DC fans may regard the signing of Schwarder–at the urging of manager Davey Martinez, formerly bench coach for the Cubs–as another of the great steals in the history of baseball in Washington. Since he signed for $7 million in the off-season, Schwarber has been been one of the brightest stars burning at Nationals Park. But what has sparked the comparisons to Frank Howard is his home run output over the course of the past thirteen games, during which Schwarber has hit twelve long balls. He now has 21 home runs over 237 at bats.

Twelve home runs in thirteen games is a less dramatic pace than that managed by Frank Howard in 1968. But the “Washington Monument,” another of Howard’s many nicknames, took several seasons in DC before he truly found himself in 1967. In that season, all the fabled potential that many had seen began to blossom. But Howard was by then 30 years old. He hit 36 home runs that season, and 4f the next, to lead the American League. His best season was 1969 when he hit 48 homeruns, and slashed .274/.338/552.

Kyle Schwarber is still only 28 years old. He may hit more than 40 home runs this season, and like Howard, may just be reaching his much vaunted potential as a player. The nice thing about Schwarber is that he is more graceful in the field than Frank Howard.
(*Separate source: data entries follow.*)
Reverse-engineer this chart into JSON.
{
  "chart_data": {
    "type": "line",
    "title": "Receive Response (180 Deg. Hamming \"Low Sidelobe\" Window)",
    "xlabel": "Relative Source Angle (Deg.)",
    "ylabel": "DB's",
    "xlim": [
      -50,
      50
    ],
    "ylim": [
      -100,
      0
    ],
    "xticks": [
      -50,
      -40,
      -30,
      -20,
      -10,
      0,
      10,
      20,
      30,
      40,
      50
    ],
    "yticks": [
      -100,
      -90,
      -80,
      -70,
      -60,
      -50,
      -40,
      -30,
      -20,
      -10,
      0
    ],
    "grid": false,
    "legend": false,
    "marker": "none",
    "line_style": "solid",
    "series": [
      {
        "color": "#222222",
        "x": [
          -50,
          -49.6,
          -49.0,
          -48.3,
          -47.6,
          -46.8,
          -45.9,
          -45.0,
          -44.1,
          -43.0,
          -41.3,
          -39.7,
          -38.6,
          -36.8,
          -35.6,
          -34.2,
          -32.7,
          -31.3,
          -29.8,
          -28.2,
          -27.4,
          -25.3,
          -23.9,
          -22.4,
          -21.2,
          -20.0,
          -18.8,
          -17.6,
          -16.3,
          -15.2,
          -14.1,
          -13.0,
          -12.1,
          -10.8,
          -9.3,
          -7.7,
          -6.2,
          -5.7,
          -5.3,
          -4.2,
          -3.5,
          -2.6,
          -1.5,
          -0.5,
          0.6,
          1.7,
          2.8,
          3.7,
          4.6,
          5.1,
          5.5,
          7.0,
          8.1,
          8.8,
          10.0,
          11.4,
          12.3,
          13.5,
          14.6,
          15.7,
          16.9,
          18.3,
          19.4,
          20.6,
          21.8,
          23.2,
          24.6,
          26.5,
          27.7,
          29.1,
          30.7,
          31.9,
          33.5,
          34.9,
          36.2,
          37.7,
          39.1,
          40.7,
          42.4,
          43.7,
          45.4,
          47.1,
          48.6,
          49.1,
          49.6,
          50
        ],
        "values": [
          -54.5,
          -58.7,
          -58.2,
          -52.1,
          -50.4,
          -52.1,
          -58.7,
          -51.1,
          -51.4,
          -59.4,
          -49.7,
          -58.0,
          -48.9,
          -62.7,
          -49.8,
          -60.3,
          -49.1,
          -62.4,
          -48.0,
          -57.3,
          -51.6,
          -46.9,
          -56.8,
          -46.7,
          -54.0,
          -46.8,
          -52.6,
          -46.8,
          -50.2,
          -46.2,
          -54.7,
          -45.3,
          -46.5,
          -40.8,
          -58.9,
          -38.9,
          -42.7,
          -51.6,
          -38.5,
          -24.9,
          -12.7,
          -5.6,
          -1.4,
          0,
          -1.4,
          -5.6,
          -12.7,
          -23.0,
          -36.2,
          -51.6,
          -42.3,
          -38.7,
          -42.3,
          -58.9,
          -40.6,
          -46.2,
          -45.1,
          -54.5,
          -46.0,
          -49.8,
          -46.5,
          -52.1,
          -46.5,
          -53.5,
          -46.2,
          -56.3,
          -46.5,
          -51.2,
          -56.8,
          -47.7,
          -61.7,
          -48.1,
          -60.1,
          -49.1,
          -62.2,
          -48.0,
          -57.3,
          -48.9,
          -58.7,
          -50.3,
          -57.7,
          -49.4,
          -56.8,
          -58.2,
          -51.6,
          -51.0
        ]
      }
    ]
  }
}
Rumored to be a defensive liability, number 12 has shown that he can track the ball with the best of them, though he lacks sprinter speed. And he has the arm of a former catcher, and a much more potent lineup in which to hit. Schwarber and Josh Bell were brought to DC by Mike Rizzo to make opposing pitchers throw strikes to Juan Soto, rather than pitch around him. There is more than one slugger in DC and pitching around all of them seems impossible.

All that remains is for the Nationals to sign Schwarber long term. His contract for 2022 is uncertain, but once Max Scherzer’s $35 million contract comes off the books at year’s end, there may be room to bring this era’s Frank Howard back to DC to stay. Schwarber bears little resemblance to Bryce Harper, is not represented by Scott Boras and will probably sign for far less than $300 million.

And that is a good thing. But it is nothing to compare to the idea of watching Kyle Schwarber clouting the ball into the right field stands at Nationals Park, at least until the end of this decade.